Nice piece, Jim. Makes me want to sound my barbaric yawp across the roofs of the world, and maybe cancel my subscription to the resurrection.
Jim Cornelius says
Now, to be fair, I started wearing that AFTER they tried to have me removed. If I’d have thought of it, I’d have brought a couple of rotisserie chickens to class, too.
I am waiting for my red cloth mask with the words “This Mask Is Useless” to arrive. I wonder… would that be performative or meaningful. Either way it should be entertaining and I promise not to post it on social media as a sign of my quiet Inner virtue.

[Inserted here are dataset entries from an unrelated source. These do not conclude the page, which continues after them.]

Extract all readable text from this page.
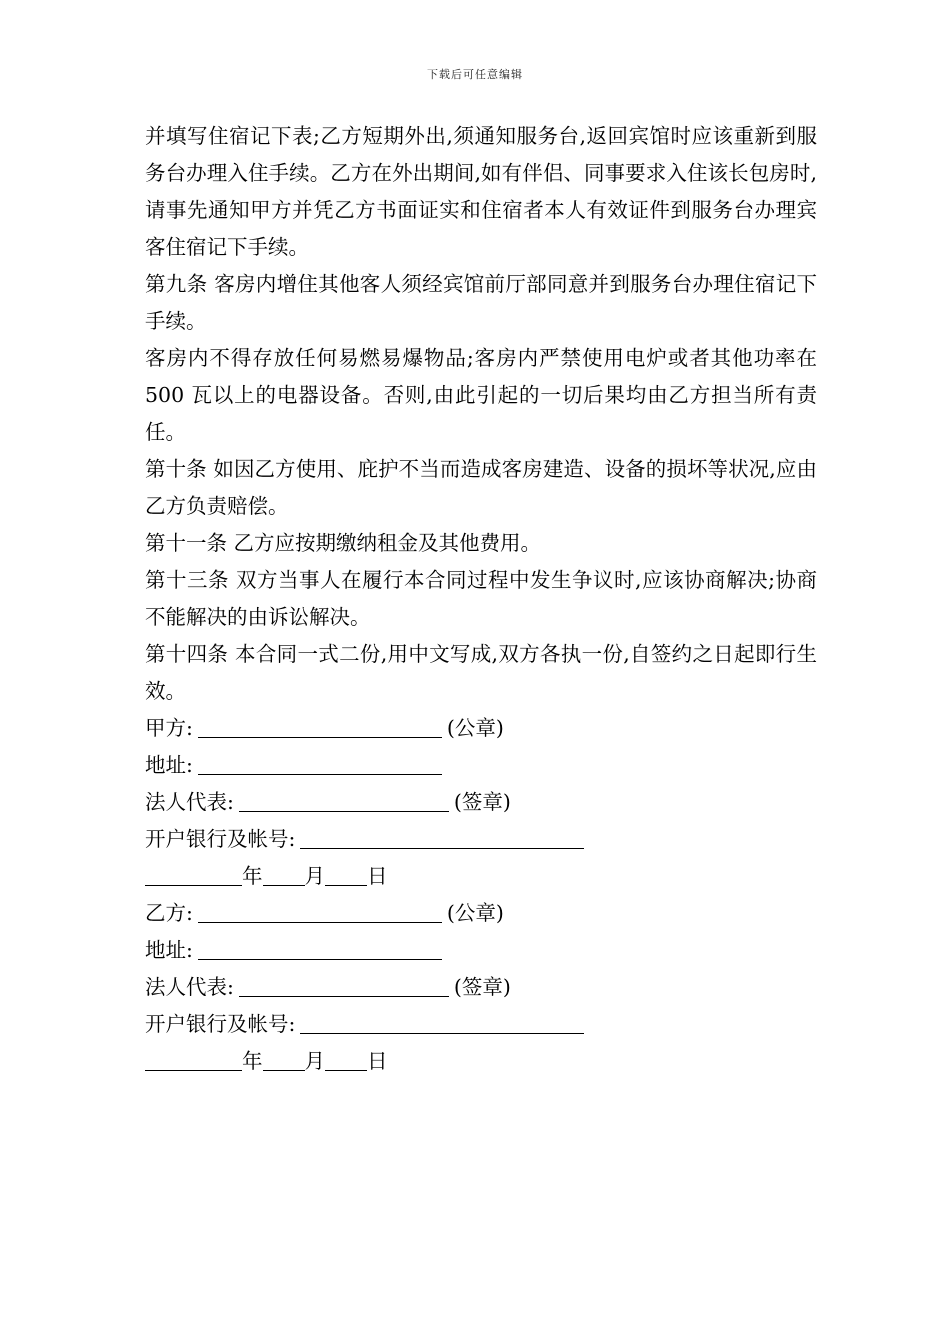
下载后可任意编辑

并填写住宿记下表;乙方短期外出,须通知服务台,返回宾馆时应该重新到服务台办理入住手续。乙方在外出期间,如有伴侣、同事要求入住该长包房时,请事先通知甲方并凭乙方书面证实和住宿者本人有效证件到服务台办理宾客住宿记下手续。

第九条 客房内增住其他客人须经宾馆前厅部同意并到服务台办理住宿记下手续。

客房内不得存放任何易燃易爆物品;客房内严禁使用电炉或者其他功率在 500 瓦以上的电器设备。否则,由此引起的一切后果均由乙方担当所有责任。

第十条 如因乙方使用、庇护不当而造成客房建造、设备的损坏等状况,应由乙方负责赔偿。

第十一条 乙方应按期缴纳租金及其他费用。

第十三条 双方当事人在履行本合同过程中发生争议时,应该协商解决;协商不能解决的由诉讼解决。

第十四条 本合同一式二份,用中文写成,双方各执一份,自签约之日起即行生效。

甲方:	(公章)

地址:

法人代表:	(签章)

开户银行及帐号:

年 月 日

乙方:	(公章)

地址:

法人代表:	(签章)

开户银行及帐号:

年 月 日
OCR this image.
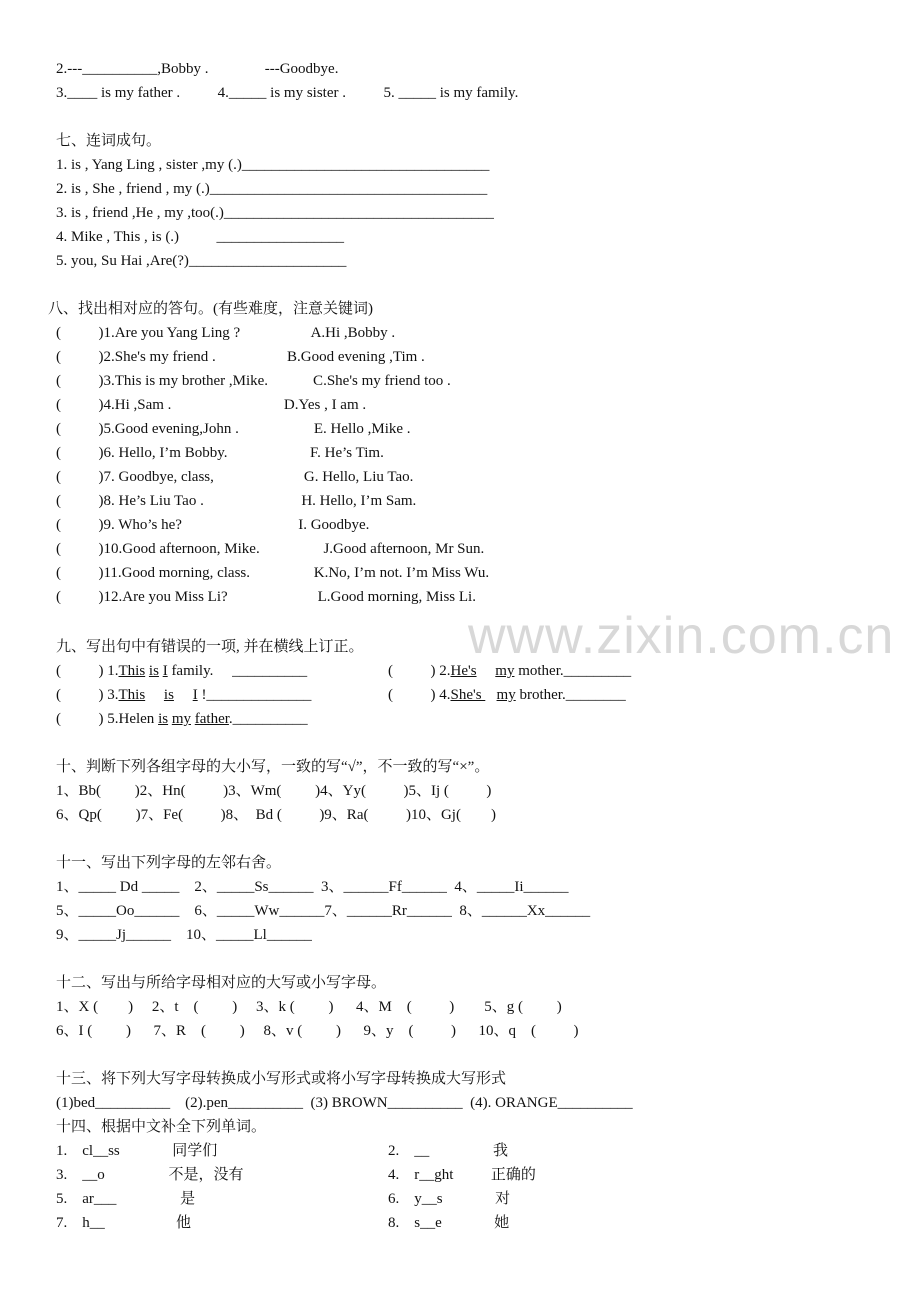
www.zixin.com.cn
2.---__________,Bobby .               ---Goodbye.
3.____ is my father .          4._____ is my sister .          5. _____ is my family.
七、连词成句。
1. is , Yang Ling , sister ,my (.)_________________________________
2. is , She , friend , my (.)_____________________________________
3. is , friend ,He , my ,too(.)____________________________________
4. Mike , This , is (.)          _________________
5. you, Su Hai ,Are(?)_____________________
八、找出相对应的答句。(有些难度，注意关键词)
(          )1.Are you Yang Ling ?                   A.Hi ,Bobby .
(          )2.She's my friend .                   B.Good evening ,Tim .
(          )3.This is my brother ,Mike.            C.She's my friend too .
(          )4.Hi ,Sam .                              D.Yes , I am .
(          )5.Good evening,John .                    E. Hello ,Mike .
(          )6. Hello, I’m Bobby.                      F. He’s Tim.
(          )7. Goodbye, class,                        G. Hello, Liu Tao.
(          )8. He’s Liu Tao .                          H. Hello, I’m Sam.
(          )9. Who’s he?                               I. Goodbye.
(          )10.Good afternoon, Mike.                 J.Good afternoon, Mr Sun.
(          )11.Good morning, class.                 K.No, I’m not. I’m Miss Wu.
(          )12.Are you Miss Li?                        L.Good morning, Miss Li.
九、写出句中有错误的一项, 并在横线上订正。
十、判断下列各组字母的大小写，一致的写“√”，不一致的写“×”。
1、Bb(         )2、Hn(          )3、Wm(         )4、Yy(          )5、Ij (          )
6、Qp(         )7、Fe(          )8、  Bd (          )9、Ra(          )10、Gj(        )
十一、写出下列字母的左邻右舍。
1、_____ Dd _____    2、_____Ss______  3、______Ff______  4、_____Ii______
5、_____Oo______    6、_____Ww______7、______Rr______  8、______Xx______
9、_____Jj______    10、_____Ll______
十二、写出与所给字母相对应的大写或小写字母。
1、X (        )     2、t    (         )     3、k (         )      4、M    (          )        5、g (         )
6、I (         )      7、R    (         )     8、v (         )      9、y    (          )      10、q    (          )
十三、将下列大写字母转换成小写形式或将小写字母转换成大写形式
(1)bed__________    (2).pen__________  (3) BROWN__________  (4). ORANGE__________
十四、根据中文补全下列单词。
1.    cl__ss              同学们	2.    __                 我
3.    __o                 不是，没有	4.    r__ght          正确的
5.    ar___                 是	6.    y__s              对
7.    h__                   他	8.    s__e              她
(          ) 1.This is I family.     __________	(          ) 2.He's my mother._________
(          ) 3.This is I !______________	(          ) 4.She's    my brother.________
(          ) 5.Helen is my father.__________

Great post! Regardless of purpose, cancel culture wasn’t an issue when people were required to write more than 144 characters of illiterate misspelled aphorisms and claim superiority. We used to call those people idiots and idiots had no platform. No they rule!!
I assume you are talking about twitter and social media in the last paragraph. If so I have to agree that these devices have had a negative effect on society. While I am sure that they have some positive benefit too, I am at a loss to think what it is.
The internet as a whole is a pretty complex topic. The great thing about it is that it gives everyone a voice; the horrible thing is that it gives everyone a voice.